23 804
Wijziging van de Brandweerwet 1985, de Wet geneeskundige hulpverlening bij rampen en enige andere wetten in verband met wijziging van de opzet van de inspectie voor het brandweerwezen en regeling van enige andere onderwerpen

nr. 249c
NOTA NAAR AANLEIDING VAN HET VERSLAG

Ontvangen 8 juni 1995

De leden van de CDA-fractie van de vaste commissie voor Binnenlandse Zaken en de Hoge Colleges van Staat hebben naar aanleiding van het wetsvoorstel twee vragen gesteld. Zij vragen op de eerste plaats een juridische omschrijving te geven van de term «redelijkerwijs» die wordt gehanteerd in de voorgestelde artikelen 19 en 21a van de Brandweerwet 1985. Een juridische omschrijving van deze term, die overigens veelvuldig in diverse wetten wordt gehanteerd (zoals bijvoorbeeld in de Algemene wet bestuursrecht en de Algemene wet op het binnentreden), is naar zijn aard niet te geven. De invulling van wat redelijk is, wordt immers bepaald door de omstandigheden van de concrete situatie en de waardering die het betrokken bestuursorgaan daaraan geeft. Of in een concrete situatie door het bestuursorgaan een juiste invulling is gegeven aan het begrip «redelijkerwijs», staat uiteindelijk ter beoordeling van de rechter.

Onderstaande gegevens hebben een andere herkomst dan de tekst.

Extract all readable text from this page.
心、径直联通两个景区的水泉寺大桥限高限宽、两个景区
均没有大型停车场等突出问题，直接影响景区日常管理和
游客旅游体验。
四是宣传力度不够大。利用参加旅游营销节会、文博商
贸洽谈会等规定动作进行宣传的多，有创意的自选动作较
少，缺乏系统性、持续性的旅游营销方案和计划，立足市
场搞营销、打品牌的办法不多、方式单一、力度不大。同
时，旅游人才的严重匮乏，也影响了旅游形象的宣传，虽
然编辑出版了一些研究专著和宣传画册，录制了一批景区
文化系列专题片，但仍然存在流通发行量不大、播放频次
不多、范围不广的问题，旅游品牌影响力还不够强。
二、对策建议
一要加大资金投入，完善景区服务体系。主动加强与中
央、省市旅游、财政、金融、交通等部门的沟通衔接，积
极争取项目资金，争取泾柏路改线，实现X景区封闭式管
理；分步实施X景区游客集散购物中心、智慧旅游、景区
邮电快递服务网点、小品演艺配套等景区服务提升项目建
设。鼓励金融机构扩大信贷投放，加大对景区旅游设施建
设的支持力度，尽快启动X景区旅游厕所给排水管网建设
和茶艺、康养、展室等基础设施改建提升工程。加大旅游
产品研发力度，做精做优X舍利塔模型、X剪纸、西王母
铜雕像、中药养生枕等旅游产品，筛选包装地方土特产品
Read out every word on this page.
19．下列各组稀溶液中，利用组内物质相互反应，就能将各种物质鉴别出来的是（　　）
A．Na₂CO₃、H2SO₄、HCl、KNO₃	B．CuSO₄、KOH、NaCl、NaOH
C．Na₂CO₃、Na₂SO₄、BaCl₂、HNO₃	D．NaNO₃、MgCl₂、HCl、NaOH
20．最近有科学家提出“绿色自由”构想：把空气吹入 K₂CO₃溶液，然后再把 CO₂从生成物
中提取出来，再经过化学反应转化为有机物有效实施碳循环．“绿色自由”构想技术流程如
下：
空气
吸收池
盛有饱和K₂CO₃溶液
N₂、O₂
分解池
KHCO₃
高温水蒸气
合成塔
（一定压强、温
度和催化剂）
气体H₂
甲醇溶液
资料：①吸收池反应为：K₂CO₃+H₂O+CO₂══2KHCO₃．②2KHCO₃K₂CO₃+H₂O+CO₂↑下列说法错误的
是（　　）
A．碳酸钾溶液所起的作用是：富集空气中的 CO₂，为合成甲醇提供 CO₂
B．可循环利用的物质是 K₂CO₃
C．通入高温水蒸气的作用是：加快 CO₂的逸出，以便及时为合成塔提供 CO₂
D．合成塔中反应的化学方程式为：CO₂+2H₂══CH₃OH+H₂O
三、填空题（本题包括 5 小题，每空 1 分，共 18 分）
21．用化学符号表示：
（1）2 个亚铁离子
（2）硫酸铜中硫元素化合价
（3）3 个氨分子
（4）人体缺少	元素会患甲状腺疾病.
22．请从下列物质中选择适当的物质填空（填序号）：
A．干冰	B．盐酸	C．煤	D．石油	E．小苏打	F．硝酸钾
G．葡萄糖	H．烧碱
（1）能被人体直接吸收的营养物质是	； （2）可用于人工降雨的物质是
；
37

Op de tweede plaats vragen de leden van de CDA-fractie zich af wat de betekenis is van de laatste regel van het voorgestelde artikel 13, eerste lid, van de Brandweerwet 1985. Deze regel luidt: «Het hoofd of de bestuurder van een aangewezen inrichting». Deze op het eerste gezicht niet af lijkende zinsnede is het gevolg van het feit dat in artikel I, onder C, slechts een gedeelte van artikel 13, eerste lid, wordt vervangen door een nieuwe zin en een nieuwe zinsnede. Dit betekent dat de hiervoor geciteerde regel vervolgens doorloopt met de niet in dit wetsvoorstel voor wijziging aangedragen tekst van dit artikellid dat luidt: «is verplicht er voor te zorgen dat in die inrichting kan worden beschikt over een bedrijfsbrandweer, die voldoet aan de bij de aanwijzing gestelde eisen inzake personeel en materieel».